[fix](be) Preserve null probe rows in mark anti join#63767
Conversation
|
Thank you for your contribution to Apache Doris. Please clearly describe your PR:
|
|
/review |
There was a problem hiding this comment.
I found one blocking correctness issue in the null-aware mark anti join fix. The change preserves NULL probe rows when there are no build-side NULL keys, but it regresses the same path when the build hash table keeps NULL keys, which this join mode explicitly does for null-aware joins with other conjuncts.
Critical checkpoint conclusions:
- Goal/test: The PR targets incorrect results for nullable probe keys in mark null-aware left anti joins under disjunction. The added regression covers a nullable probe key, but only with
i.a IS NOT NULL, so it does not cover the build-side NULL path that remains active in this join mode. - Scope: The code change is small and focused, but incomplete because it does not clear the resumed build index when stopping on a NULL probe row.

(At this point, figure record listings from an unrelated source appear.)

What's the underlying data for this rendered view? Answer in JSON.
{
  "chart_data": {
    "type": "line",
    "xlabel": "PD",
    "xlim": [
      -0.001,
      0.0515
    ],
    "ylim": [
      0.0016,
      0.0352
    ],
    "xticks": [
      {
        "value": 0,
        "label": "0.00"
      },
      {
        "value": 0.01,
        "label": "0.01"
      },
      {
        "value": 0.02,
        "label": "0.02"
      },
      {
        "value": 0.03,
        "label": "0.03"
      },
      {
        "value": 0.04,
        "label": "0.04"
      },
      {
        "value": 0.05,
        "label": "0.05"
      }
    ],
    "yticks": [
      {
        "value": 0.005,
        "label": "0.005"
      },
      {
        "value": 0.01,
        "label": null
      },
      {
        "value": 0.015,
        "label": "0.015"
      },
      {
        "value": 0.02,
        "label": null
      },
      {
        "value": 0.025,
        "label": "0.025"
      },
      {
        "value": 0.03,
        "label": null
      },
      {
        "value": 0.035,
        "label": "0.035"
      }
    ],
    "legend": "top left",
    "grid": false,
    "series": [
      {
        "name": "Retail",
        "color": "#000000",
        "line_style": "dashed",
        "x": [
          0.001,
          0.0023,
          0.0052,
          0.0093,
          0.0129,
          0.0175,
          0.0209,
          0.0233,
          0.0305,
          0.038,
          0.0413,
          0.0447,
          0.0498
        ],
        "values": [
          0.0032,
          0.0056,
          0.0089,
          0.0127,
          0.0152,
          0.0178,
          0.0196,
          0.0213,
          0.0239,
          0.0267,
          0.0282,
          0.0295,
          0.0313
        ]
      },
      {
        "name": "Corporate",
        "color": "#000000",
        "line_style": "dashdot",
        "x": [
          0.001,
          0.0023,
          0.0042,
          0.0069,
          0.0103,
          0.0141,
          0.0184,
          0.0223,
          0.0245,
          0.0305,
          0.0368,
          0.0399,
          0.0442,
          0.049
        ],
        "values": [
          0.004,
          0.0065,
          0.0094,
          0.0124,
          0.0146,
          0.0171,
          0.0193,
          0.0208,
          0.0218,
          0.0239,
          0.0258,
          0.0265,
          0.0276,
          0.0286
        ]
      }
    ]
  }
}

- Concurrency/lifecycle/config/compatibility/persistence: Not applicable; this is local hash join probe state processing with no new config, persistence, or protocol/storage format change.
- Parallel paths: The reviewed path is specifically
NULL_AWARE_LEFT_ANTI_JOIN/NULL_AWARE_LEFT_SEMI_JOINwith other conjuncts and mark processing; non-other-conjunct paths are separate. - Special conditional checks: The changed NULL-probe check needs to maintain the downstream invariant that
probe_idxstill points to the NULL row andbuild_idxdoes not trigger continuation rewind. - Test coverage/results: Existing added results are deterministic, but missing a case where the subquery/build side contains a NULL mark key, which is exactly where
keep_null_key = truemakesbuild_idx_map[probe_idx]nonzero for NULL probes. - Observability/performance: No additional observability needed; no material performance concern found.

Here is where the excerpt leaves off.